Maximum Likelihood Estimator of Linear Discriminant Analysis covariance matrix

66 Views Asked by At

I'm trying to calculate the maximum likelihood estimator for linear discriminant analysis but I'm not understanding why my result does not match that of the book "The Elements By Statistical Learning" by Hastie.

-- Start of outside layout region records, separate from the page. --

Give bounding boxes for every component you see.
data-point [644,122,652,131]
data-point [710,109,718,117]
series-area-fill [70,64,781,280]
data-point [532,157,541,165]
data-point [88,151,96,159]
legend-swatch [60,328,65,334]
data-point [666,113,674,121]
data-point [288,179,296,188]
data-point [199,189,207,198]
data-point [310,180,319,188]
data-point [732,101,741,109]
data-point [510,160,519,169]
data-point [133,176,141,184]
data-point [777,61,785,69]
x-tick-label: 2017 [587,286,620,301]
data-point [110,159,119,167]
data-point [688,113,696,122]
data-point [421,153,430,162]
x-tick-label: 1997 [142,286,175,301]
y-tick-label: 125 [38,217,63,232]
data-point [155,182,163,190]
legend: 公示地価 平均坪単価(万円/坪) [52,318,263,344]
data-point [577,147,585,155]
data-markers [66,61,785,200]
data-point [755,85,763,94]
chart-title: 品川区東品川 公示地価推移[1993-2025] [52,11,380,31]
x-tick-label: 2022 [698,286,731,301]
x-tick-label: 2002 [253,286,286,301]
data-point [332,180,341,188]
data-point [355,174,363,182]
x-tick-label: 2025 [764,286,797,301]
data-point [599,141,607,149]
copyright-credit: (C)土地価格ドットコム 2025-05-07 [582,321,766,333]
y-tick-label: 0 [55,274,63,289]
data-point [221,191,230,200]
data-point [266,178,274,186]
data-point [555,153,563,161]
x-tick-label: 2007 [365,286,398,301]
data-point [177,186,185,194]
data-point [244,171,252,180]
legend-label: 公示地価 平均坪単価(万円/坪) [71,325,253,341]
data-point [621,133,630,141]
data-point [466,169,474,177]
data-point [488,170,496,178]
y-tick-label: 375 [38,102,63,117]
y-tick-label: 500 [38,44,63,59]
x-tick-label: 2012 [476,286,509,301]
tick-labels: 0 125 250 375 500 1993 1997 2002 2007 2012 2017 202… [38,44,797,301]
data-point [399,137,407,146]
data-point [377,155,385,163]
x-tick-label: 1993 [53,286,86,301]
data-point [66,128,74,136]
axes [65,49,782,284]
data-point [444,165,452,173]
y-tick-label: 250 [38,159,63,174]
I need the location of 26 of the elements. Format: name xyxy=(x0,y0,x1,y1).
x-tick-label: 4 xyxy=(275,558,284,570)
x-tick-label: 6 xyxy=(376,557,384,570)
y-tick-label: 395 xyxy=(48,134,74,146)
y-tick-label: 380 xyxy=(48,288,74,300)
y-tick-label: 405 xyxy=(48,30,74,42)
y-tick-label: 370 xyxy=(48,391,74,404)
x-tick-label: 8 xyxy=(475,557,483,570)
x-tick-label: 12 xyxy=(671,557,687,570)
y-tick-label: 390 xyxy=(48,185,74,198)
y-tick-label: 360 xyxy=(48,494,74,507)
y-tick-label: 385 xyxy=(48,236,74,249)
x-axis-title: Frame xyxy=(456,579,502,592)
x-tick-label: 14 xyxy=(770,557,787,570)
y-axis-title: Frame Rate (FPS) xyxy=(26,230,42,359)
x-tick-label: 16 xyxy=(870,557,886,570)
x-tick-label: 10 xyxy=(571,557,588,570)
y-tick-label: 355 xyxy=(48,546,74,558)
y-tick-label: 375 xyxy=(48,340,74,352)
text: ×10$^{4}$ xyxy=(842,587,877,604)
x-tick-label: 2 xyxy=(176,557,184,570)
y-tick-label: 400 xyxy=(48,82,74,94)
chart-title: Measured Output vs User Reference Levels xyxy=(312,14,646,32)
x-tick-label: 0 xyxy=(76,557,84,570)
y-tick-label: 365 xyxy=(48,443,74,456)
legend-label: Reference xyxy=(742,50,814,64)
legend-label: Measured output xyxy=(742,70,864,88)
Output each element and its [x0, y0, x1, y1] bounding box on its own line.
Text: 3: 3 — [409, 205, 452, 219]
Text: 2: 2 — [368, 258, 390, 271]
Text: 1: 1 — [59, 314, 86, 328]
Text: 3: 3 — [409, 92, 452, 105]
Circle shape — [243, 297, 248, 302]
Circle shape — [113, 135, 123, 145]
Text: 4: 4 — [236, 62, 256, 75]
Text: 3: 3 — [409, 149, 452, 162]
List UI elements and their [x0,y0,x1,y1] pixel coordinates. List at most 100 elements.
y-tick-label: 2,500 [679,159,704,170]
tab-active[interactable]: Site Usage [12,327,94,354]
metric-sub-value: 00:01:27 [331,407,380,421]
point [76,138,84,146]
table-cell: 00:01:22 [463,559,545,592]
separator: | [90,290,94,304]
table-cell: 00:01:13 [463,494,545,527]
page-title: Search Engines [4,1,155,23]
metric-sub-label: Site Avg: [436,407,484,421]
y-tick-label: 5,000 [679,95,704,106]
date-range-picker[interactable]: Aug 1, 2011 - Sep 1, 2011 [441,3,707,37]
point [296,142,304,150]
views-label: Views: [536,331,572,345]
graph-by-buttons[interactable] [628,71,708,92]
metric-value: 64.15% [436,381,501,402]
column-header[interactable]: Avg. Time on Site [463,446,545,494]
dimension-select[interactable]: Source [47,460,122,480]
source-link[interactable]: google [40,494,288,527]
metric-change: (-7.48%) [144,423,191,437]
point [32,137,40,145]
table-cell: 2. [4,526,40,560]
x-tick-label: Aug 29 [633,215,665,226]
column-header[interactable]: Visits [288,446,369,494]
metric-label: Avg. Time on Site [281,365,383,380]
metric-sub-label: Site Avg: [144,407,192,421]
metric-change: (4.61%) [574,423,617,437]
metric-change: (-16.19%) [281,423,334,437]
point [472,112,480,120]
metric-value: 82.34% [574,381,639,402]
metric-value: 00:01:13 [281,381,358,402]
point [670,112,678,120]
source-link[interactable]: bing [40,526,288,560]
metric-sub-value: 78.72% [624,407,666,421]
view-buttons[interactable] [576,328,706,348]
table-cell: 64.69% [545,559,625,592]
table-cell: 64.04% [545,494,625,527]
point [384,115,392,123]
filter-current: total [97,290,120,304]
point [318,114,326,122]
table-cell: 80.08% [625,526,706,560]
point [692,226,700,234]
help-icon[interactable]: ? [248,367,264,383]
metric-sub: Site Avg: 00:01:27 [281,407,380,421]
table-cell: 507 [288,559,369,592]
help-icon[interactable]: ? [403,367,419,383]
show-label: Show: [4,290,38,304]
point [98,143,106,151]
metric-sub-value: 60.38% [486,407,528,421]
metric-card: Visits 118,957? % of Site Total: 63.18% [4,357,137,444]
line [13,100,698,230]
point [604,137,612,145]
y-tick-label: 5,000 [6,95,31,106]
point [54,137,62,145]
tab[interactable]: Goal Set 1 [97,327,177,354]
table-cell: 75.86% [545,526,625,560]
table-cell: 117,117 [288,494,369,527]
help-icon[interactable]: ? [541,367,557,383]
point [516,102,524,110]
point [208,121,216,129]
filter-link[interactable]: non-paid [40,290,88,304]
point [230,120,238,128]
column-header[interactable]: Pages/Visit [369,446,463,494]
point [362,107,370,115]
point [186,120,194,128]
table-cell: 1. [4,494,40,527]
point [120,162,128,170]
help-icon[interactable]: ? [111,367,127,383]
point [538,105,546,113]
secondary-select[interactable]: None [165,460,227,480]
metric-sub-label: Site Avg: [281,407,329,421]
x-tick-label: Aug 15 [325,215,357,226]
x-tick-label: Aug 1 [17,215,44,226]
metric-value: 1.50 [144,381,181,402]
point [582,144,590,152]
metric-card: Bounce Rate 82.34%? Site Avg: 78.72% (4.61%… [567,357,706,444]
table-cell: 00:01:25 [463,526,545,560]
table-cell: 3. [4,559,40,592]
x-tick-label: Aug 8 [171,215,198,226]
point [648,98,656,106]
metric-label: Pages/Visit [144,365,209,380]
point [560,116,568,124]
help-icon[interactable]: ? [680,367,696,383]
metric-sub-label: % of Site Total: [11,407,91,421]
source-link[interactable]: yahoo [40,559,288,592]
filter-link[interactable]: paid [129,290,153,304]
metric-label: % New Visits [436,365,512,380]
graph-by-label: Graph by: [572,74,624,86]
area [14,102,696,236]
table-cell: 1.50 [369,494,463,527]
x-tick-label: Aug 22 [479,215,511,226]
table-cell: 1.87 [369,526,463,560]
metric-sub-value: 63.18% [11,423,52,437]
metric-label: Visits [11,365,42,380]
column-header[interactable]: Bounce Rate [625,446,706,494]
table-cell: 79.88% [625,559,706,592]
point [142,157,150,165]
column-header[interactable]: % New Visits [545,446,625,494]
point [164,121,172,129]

For $p$ predictors the likelihood is:

\begin{equation} L(\pi_1,...,\pi_K,\mu_1,...,\mu_K,\Sigma)=\Pi_{k=1}^K \pi_k^{N_k}\Pi_{i=1,g_i=k}^N f(x_i|\mu_k,\Sigma) \end{equation} So the log likelihood is: \begin{equation} Log L(\pi_1,...,\pi_K,\mu_1,...,\mu_K,\Sigma)=\sum_{k=1}^K N_klog(\pi_k)+\sum_{i=1,g_i=k}^N log\left( \left(\frac{1}{\sqrt{2\pi}}\right)^{Np}\frac{1}{|\Sigma|^{N/2}}\text{exp}\left(-\frac{1}{2}(x_i-\mu_k)^T\Sigma^{-1}(x_i-\mu_k)\right)\right) \end{equation}

\begin{equation} =\sum_{k=1}^K N_klog(\pi_k)-\frac{Np}{2} log(2\pi)- \frac{N}{2}log(|\Sigma|) -\sum_{i=1,g_i=k}^N \frac{1}{2}(x_i-\mu_k)^T\Sigma^{-1}(x_i-\mu_k) \end{equation}

\begin{equation} \frac{\partial}{\partial \Sigma}\left( -\frac{N}{2}log(|\Sigma|) -\sum_{i=1,g_i=k}^N\frac{1}{2}(x_i-\mu_k)^T\Sigma^{-1}(x_i-\mu_k)\right) \end{equation}

\begin{equation} =\frac{\partial}{\partial \Sigma}\left( -\frac{N}{2}log(|\Sigma|)-\sum_{i=1,g_i=k}^N\frac{1}{2}tr\left((x_i-\mu_k)^T\Sigma^{-1}(x_i-\mu_k)\right)\right) \end{equation} Differentiating and setting to zero we get: \begin{equation} -\frac{N}{2}\Sigma^{-1} - \sum_{i=1,g_i=k}^N - \frac{1}{2} \Sigma^{-1}(x_i-\mu_k)(x_i-\mu_k)^T\Sigma^{-1}=0 \end{equation}

\begin{equation} -\frac{N}{2}\Sigma + \sum_{i=1,g_i=k}^N\frac{1}{2} (x_i-\mu_k)(x_i-\mu_k)^T=0 \end{equation}

So the maximum likelihood estimator for Sigma is: \begin{equation} \Sigma = \frac{1}{N}\sum_{i=1,g_i=k}^N(x_i-\mu_k)(x_i-\mu_k)^T \end{equation}

Yet Hastie gives his as

\begin{equation} \Sigma = \frac{1}{N}\sum^K_{k=1}\sum_{i=1,g_i=k}^N(x_i-\mu_k)(x_i-\mu_k)^T \end{equation}

What am I missing?